The biggest downside to a Walmart opening up in your community is that after all the protests, the negotiations, and, almost inevitably, the acceptance, the retail giant might just break its lease, pack up shop, and move a mile down the road. The process starts all over again, and Walmart’s giant, hard-won original behemoth of a structure sits abandoned, looming over its increasingly frustrated neighbours.
* Duke University announced it would broadcast the Muslim call to prayer from its iconic chapel, then backed down after threats of violence.
* Kepler has given many gifts to humanity, but we should be careful throwing around words like “habitable” when talking about worlds 1,000 light years away, about which we only know sizes and orbits. It’s not my intention to put a damper on things, or to take the wonder and imagination out of astronomy. Science requires both imagination and creativity, but also analytical thought and respect for observational evidence. And after only 20 years of exoplanet discoveries, the observational evidence is rich, beautiful, and stands on its own. We don’t know the odds that life will arise on other worlds, but we’ve got a few tens of billions of rolls of the cosmological dice.

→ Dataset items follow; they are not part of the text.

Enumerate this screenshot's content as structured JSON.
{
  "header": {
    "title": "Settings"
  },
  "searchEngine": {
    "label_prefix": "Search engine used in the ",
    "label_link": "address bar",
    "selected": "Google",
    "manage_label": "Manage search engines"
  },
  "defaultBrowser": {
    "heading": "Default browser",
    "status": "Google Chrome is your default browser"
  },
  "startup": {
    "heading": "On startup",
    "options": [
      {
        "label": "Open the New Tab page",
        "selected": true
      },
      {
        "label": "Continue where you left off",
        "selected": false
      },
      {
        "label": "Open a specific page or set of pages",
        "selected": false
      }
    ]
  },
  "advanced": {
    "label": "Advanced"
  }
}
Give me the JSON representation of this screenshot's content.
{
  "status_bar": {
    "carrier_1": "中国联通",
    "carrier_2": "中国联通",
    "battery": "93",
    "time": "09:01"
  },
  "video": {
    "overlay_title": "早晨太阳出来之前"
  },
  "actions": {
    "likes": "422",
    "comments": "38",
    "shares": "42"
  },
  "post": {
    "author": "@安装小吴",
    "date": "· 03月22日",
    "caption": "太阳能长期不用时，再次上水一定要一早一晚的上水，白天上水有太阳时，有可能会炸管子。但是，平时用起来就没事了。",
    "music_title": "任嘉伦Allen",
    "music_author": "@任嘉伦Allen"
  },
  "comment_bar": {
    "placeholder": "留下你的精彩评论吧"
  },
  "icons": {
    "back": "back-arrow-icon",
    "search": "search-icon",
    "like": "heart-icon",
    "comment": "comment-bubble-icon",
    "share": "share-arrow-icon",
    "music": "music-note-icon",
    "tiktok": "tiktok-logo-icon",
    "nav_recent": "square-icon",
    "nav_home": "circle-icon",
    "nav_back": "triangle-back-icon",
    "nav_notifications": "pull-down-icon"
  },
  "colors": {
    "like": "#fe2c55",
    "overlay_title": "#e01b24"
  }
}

* Kotsko shrugged: The perpetual adolescence of the right. Along the similar lines, but thinking of ethics instead of intellectualism, I always think of David Graeber’s “Army of Altruists” from Harper’s, almost a decade-old now, on the way elites have cordoned off all meaningful work for themselves and their children alone.
* Majority of U.S. public school students are in poverty. But wait! Let’s quibble about the numbers!
* Hidden laborers of the information age.
* Just this once, everybody lives: Netflix Renews Deal for ‘Doctor Who,’ ‘Luther,’ More BBC Series.
* Around the mid 2000s it became popular in Sweden for teenage boys to wear rubber bands around their legs on top of their jeans. The more rubber bands you had and variety in colors the more alpha you became to the other teenage boys.
* Like Uber, but for veillance. Of course the university is at the cutting edge:
We’ve got an early warning system [called Stoplight] in place on our campus that allows instructors to see what a student’s risk level is for completing a class. You don’t come in and start demonstrating what kind of a student you are. The instructor already knows that. The profile shows a red light, a green light, or a yellow light based on things like have you attempted to take the class before, what’s your overall level of performance, and do you fit any of the demographic categories related to risk. These profiles tend to follow students around, even after folks change how they approach school. The profile says they took three attempts to pass a basic math course and that suggests they’re going to be pretty shaky in advanced calculus.
* #FeministSexualPositions. (NSFW, obviously.)
* I guess I just don’t see why you’d bring your baby to work.
* Top 10 Biggest Design Flaws In The U.S.S. Enterprise. I can’t believe “elevated warp nascelles perched on extended towers are super vulnerable to attack” didn’t even make the top ten.
* Dave Goelz explains how to Gonzo.
* Apocalypse zen: photos of stairs in abandoned buildings.
* And I guess that settles it. Little Boy Who Claimed to Die and Visit Heaven Admits He Made It Up.